4.1.1.6.3 The prose texts of José Manuel Poveda (1888 – 1926)

Poveda’s prose work began even before his first forays into poetry, at least in the world of periodical publications. When he was only 11 years old, he was already writing a handwritten weekly entitled “Cuba,” which demonstrates his early interest in literature, both historical and literary.
Also in his early youth, he wrote political humor and other similar pieces for “La Voz del Pueblo” and “El Managui.” He even went to prison in 1920 for impolite remarks about the President of the Republic, then held by Mario García Menocal, in one of his articles.
In his prose texts – or rather his chronicles, since he did not leave many truly narrative pieces – dissimilar influences and some contradictions can be seen, even in terms of his denial of modernism and the presence of these elements in his prose, also permeated by a lyricism that he could not shake off in his desire to separate both literary strands.
He carried his political stance—anti-Spanish and anti-North American, although not supported by a significant ideological corpus—into the literary realm, as he generally disdained writers of these nationalities, with the exception of Walt Whitman, to whom his poetic prose owes a special debt.
Regarding Poveda’s prose, Marcelo Pogolotti writes: “It sustains a pessimism that exposes clear glimpses of our social and moral weaknesses, slippery and vulgar. His brief writings on the evasive nature of Cubans, always on the lookout for the easiest path, and on the salacious and mocking humor of “cubaneo” (the Cubans), can be counted among the most astute and accurate judgments that have been made on the subject to date.”
His prose is marked by the same individualistic conception of the poet: the requirement to “give of oneself,” which constitutes a poetic axiom he proposes to young people, is also exacerbated in his prose, as he believes it must, in a certain sense, reject previous schools and styles; the writer’s being exists only in the act of writing. This worldview would overflow his work and determine certain destructive vital attitudes, such as his attraction to drugs, which he considered substances that exacerbated his individual conscience and supposedly opened new spiritual spaces for him.

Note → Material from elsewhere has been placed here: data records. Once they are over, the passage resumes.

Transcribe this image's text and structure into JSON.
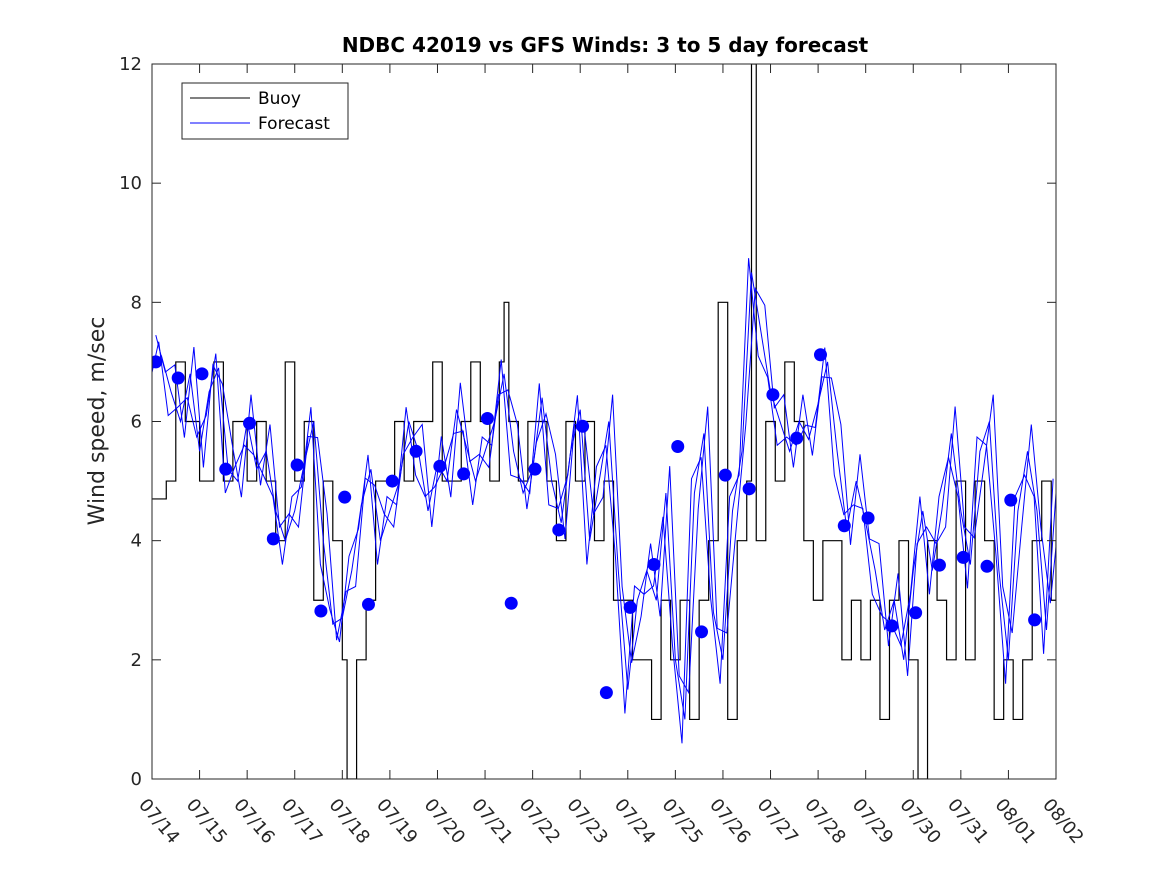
{
  "chart_data": {
    "type": "line",
    "title": "NDBC 42019 vs GFS Winds: 3 to 5 day forecast",
    "xlabel": "",
    "ylabel": "Wind speed, m/sec",
    "x_tick_labels": [
      "07/14",
      "07/15",
      "07/16",
      "07/17",
      "07/18",
      "07/19",
      "07/20",
      "07/21",
      "07/22",
      "07/23",
      "07/24",
      "07/25",
      "07/26",
      "07/27",
      "07/28",
      "07/29",
      "07/30",
      "07/31",
      "08/01",
      "08/02"
    ],
    "y_ticks": [
      0,
      2,
      4,
      6,
      8,
      10,
      12
    ],
    "ylim": [
      0,
      12
    ],
    "xlim_days": [
      0,
      19
    ],
    "grid": false,
    "legend": {
      "placement": "top-left",
      "entries": [
        "Buoy",
        "Forecast"
      ]
    },
    "colors": {
      "buoy": "#000000",
      "forecast": "#0000ff"
    },
    "buoy": {
      "name": "Buoy",
      "x_days": [
        0,
        0.3,
        0.5,
        0.7,
        0.8,
        1.0,
        1.3,
        1.5,
        1.7,
        2.0,
        2.2,
        2.4,
        2.6,
        2.8,
        3.0,
        3.2,
        3.4,
        3.6,
        3.8,
        4.0,
        4.1,
        4.3,
        4.5,
        4.7,
        4.9,
        5.1,
        5.3,
        5.5,
        5.7,
        5.9,
        6.1,
        6.3,
        6.5,
        6.7,
        6.9,
        7.1,
        7.3,
        7.4,
        7.5,
        7.7,
        7.9,
        8.1,
        8.3,
        8.5,
        8.7,
        8.9,
        9.1,
        9.3,
        9.5,
        9.7,
        9.9,
        10.1,
        10.3,
        10.5,
        10.7,
        10.9,
        11.1,
        11.3,
        11.5,
        11.7,
        11.9,
        12.1,
        12.3,
        12.5,
        12.6,
        12.7,
        12.9,
        13.1,
        13.3,
        13.5,
        13.7,
        13.9,
        14.1,
        14.3,
        14.5,
        14.7,
        14.9,
        15.1,
        15.3,
        15.5,
        15.7,
        15.9,
        16.1,
        16.3,
        16.5,
        16.7,
        16.9,
        17.1,
        17.3,
        17.5,
        17.7,
        17.9,
        18.1,
        18.3,
        18.5,
        18.7,
        18.9,
        19.0
      ],
      "values": [
        4.7,
        5,
        7,
        6,
        6,
        5,
        7,
        5,
        6,
        5,
        6,
        5,
        4,
        7,
        5,
        6,
        3,
        5,
        4,
        2,
        0,
        2,
        3,
        5,
        5,
        6,
        5,
        6,
        6,
        7,
        5,
        5,
        6,
        7,
        6,
        5,
        7,
        8,
        6,
        5,
        6,
        6,
        5,
        4,
        6,
        5,
        6,
        4,
        5,
        3,
        3,
        2,
        2,
        1,
        3,
        2,
        3,
        1,
        3,
        4,
        8,
        1,
        4,
        5,
        12,
        4,
        6,
        5,
        7,
        6,
        4,
        3,
        4,
        4,
        2,
        3,
        2,
        3,
        1,
        3,
        4,
        2,
        0,
        4,
        3,
        2,
        5,
        2,
        5,
        4,
        1,
        2,
        1,
        2,
        4,
        5,
        3,
        4
      ]
    },
    "forecast": {
      "name": "Forecast",
      "x_days": [
        0,
        0.2,
        0.4,
        0.6,
        0.8,
        1.0,
        1.2,
        1.4,
        1.6,
        1.8,
        2.0,
        2.2,
        2.4,
        2.6,
        2.8,
        3.0,
        3.2,
        3.4,
        3.6,
        3.8,
        4.0,
        4.2,
        4.4,
        4.6,
        4.8,
        5.0,
        5.2,
        5.4,
        5.6,
        5.8,
        6.0,
        6.2,
        6.4,
        6.6,
        6.8,
        7.0,
        7.2,
        7.4,
        7.6,
        7.8,
        8.0,
        8.2,
        8.4,
        8.6,
        8.8,
        9.0,
        9.2,
        9.4,
        9.6,
        9.8,
        10.0,
        10.2,
        10.4,
        10.6,
        10.8,
        11.0,
        11.2,
        11.4,
        11.6,
        11.8,
        12.0,
        12.2,
        12.4,
        12.6,
        12.8,
        13.0,
        13.2,
        13.4,
        13.6,
        13.8,
        14.0,
        14.2,
        14.4,
        14.6,
        14.8,
        15.0,
        15.2,
        15.4,
        15.6,
        15.8,
        16.0,
        16.2,
        16.4,
        16.6,
        16.8,
        17.0,
        17.2,
        17.4,
        17.6,
        17.8,
        18.0,
        18.2,
        18.4,
        18.6,
        18.8,
        19.0
      ],
      "values": [
        7.0,
        7.1,
        6.5,
        6.0,
        6.8,
        5.5,
        6.5,
        6.9,
        5.2,
        5.0,
        6.0,
        5.2,
        5.5,
        4.5,
        4.0,
        4.5,
        5.3,
        6.0,
        4.0,
        2.6,
        2.7,
        3.5,
        4.6,
        5.2,
        4.0,
        4.5,
        5.0,
        6.0,
        5.5,
        4.5,
        5.3,
        5.0,
        6.2,
        5.6,
        5.0,
        5.5,
        6.0,
        6.8,
        5.5,
        4.8,
        5.2,
        6.4,
        5.0,
        4.3,
        5.5,
        6.2,
        4.0,
        5.0,
        6.0,
        3.5,
        1.5,
        3.0,
        3.5,
        3.0,
        4.8,
        2.0,
        1.0,
        4.8,
        5.8,
        2.8,
        2.0,
        4.5,
        5.5,
        8.5,
        7.5,
        6.5,
        6.0,
        5.5,
        6.0,
        5.7,
        6.3,
        7.0,
        5.5,
        4.2,
        5.0,
        4.3,
        3.5,
        2.5,
        3.0,
        2.0,
        3.5,
        4.5,
        3.5,
        4.5,
        5.8,
        4.5,
        3.6,
        5.5,
        6.0,
        3.5,
        2.0,
        4.5,
        5.5,
        4.5,
        2.5,
        4.8
      ]
    },
    "forecast_markers": {
      "name": "Forecast",
      "x_days": [
        0.08,
        0.55,
        1.05,
        1.55,
        2.05,
        2.55,
        3.05,
        3.55,
        4.05,
        4.55,
        5.05,
        5.55,
        6.05,
        6.55,
        7.05,
        7.55,
        8.05,
        8.55,
        9.05,
        9.55,
        10.05,
        10.55,
        11.05,
        11.55,
        12.05,
        12.55,
        13.05,
        13.55,
        14.05,
        14.55,
        15.05,
        15.55,
        16.05,
        16.55,
        17.05,
        17.55,
        18.05,
        18.55
      ],
      "values": [
        7.0,
        6.73,
        6.8,
        5.2,
        5.97,
        4.03,
        5.27,
        2.82,
        4.73,
        2.93,
        5.0,
        5.5,
        5.25,
        5.12,
        6.05,
        2.95,
        5.2,
        4.18,
        5.92,
        1.45,
        2.88,
        3.6,
        5.58,
        2.47,
        5.1,
        4.87,
        6.45,
        5.72,
        7.12,
        4.25,
        4.38,
        2.57,
        2.79,
        3.59,
        3.72,
        3.57,
        4.68,
        2.67
      ]
    }
  }
}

Many of his prose texts were intended to explain his own poetic worldview—and, more broadly, his artistic vision, as in the fragment “Truth and Beauty”:
“As artists, we seek beauty. As historians, truth. But, creators, in art we want the most inaccessible beauty; in history we want the deepest truth. Without failing in beauty or truth, perhaps we could find a homeland as new as our art, and worthy of being loved, and capable of giving us beauty as much as art. Pioneers! Oh, pioneers! Meanwhile, with blows of the axe, we will bleed to make our way through the dark forest. Pioneers! Oh, pioneers! To reach beauty and truth, with hands, face, and chest raw, with blows of the axe, for a less accessible art and a deeper truth.”